Burp Suite : intercepting client–server traffic, testing authentication flows, manipulating requests, and finding API-layer bugs.
Run the automated pass first to establish a baseline. Then expand into manual exploitation wherever the baseline raises flags.
Manual Approach
Automated tools won't catch chained attacks or contextual logic flaws. That's where manual testing earns its time.
Anchor the work in emerging guidance, the OWASP Top 10 for MCP and adversarial techniques in MITRE ATLAS, but treat them as starting points, not checklists.
Spend real time on the client registration model. SCR and DCR carry different trust assumptions, and weak identity enforcement on either side opens impersonation paths. Test the registration flow itself, not just what happens after.
Then push hard on authorization and session management. Confused Deputy attacks, insecure token passthrough between services, scope enforcement gaps, and session fixation all show up here. If I only had a day to test, this is where I'd spend it.
Report Writing
A good MCP report translates technical findings into business risk. Each issue needs a clear description, the affected components (LLM, server, tool, or resource), a proof of concept, a risk rating, and remediation guidance the team can actually use. Map findings to OWASP or MITRE ATLAS where it fits.

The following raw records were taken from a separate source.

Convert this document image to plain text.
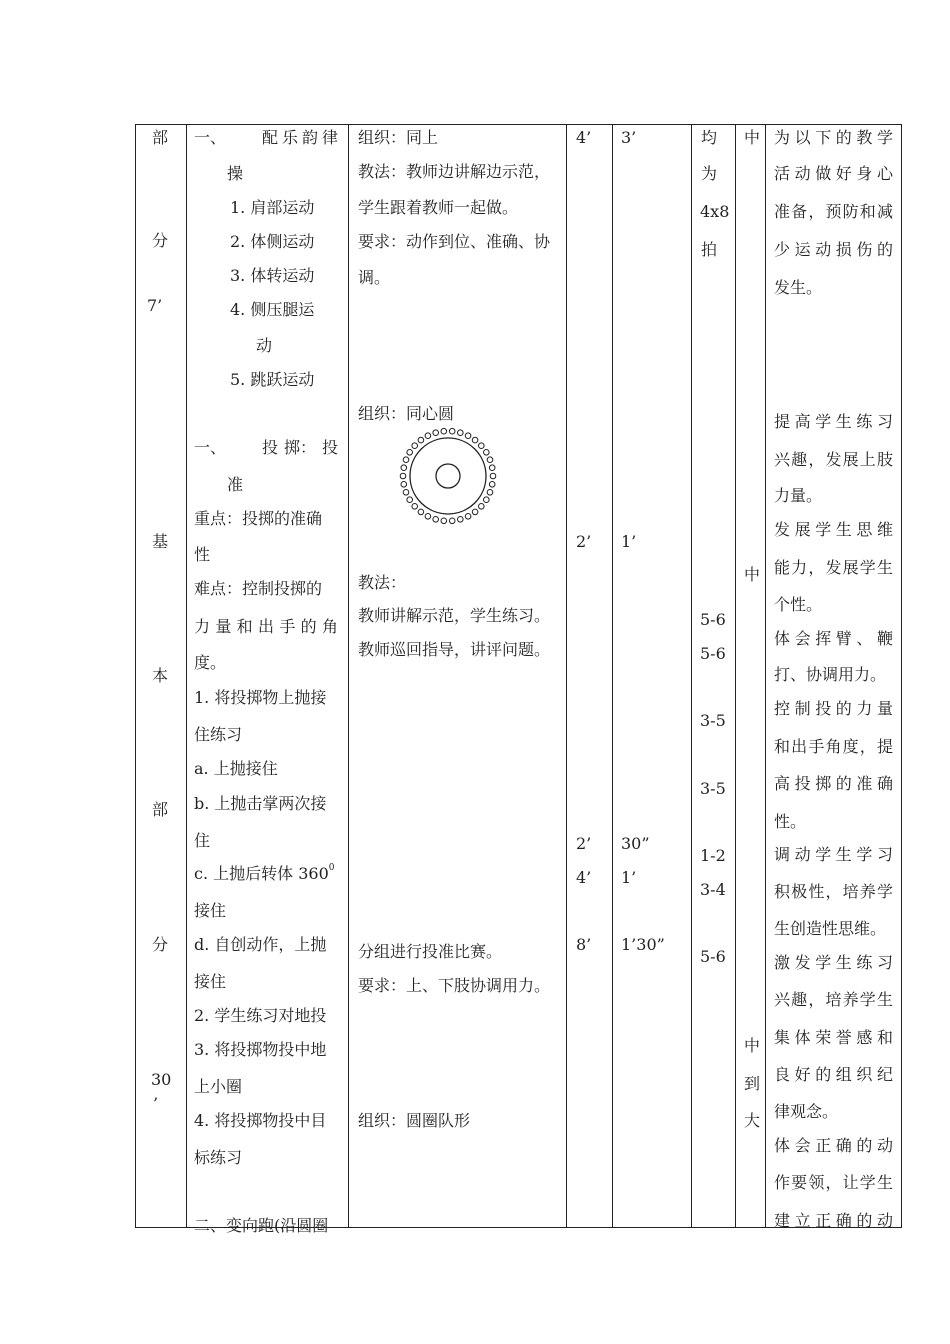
部
分
7’
基
本
部
分
30
’
一、 配 乐 韵 律
操
1. 肩部运动
2. 体侧运动
3. 体转运动
4. 侧压腿运
动
5. 跳跃运动
一、 投 掷： 投
准
重点：投掷的准确
性
难点：控制投掷的
力 量 和 出 手 的 角
度。
1. 将投掷物上抛接
住练习
a. 上抛接住
b. 上抛击掌两次接
住
c. 上抛后转体 $360^0$
接住
d. 自创动作，上抛
接住
2. 学生练习对地投
3. 将投掷物投中地
上小圈
4. 将投掷物投中目
标练习
二、变向跑(沿圆圈
组织：同上
教法：教师边讲解边示范，
学生跟着教师一起做。
要求：动作到位、准确、协
调。
组织：同心圆
教法：
教师讲解示范，学生练习。
教师巡回指导，讲评问题。
分组进行投准比赛。
要求：上、下肢协调用力。
组织：圆圈队形
4’
2’
2’
4’
8’
3’
1’
30”
1’
1’30”
均
为
4x8
拍
5-6
5-6
3-5
3-5
1-2
3-4
5-6
中
中
中
到
大
为 以 下 的 教 学
活 动 做 好 身 心
准 备 ， 预 防 和 减
少 运 动 损 伤 的
发生。
提 高 学 生 练 习
兴 趣 ， 发 展 上 肢
力量。
发 展 学 生 思 维
能 力 ， 发 展 学 生
个性。
体 会 挥 臂 、 鞭
打、协调用力。
控 制 投 的 力 量
和 出 手 角 度 ， 提
高 投 掷 的 准 确
性。
调 动 学 生 学 习
积 极 性 ， 培 养 学
生创造性思维。
激 发 学 生 练 习
兴 趣 ， 培 养 学 生
集 体 荣 誉 感 和
良 好 的 组 织 纪
律观念。
体 会 正 确 的 动
作 要 领 ， 让 学 生
建 立 正 确 的 动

The goal isn't a list of vulnerabilities. It's a deployment that's safer next quarter.
Conclusion
MCP sits in a high-value spot, between an LLM and the systems it can act on, which makes it both useful and dangerous. The protocol itself is solid; most of the risk lives in how it's deployed.
If you're scoping your first MCP assessment, start with two artifacts: an architecture map and a list of capabilities each server exposes. Half of what you'll find usually surfaces from those two alone.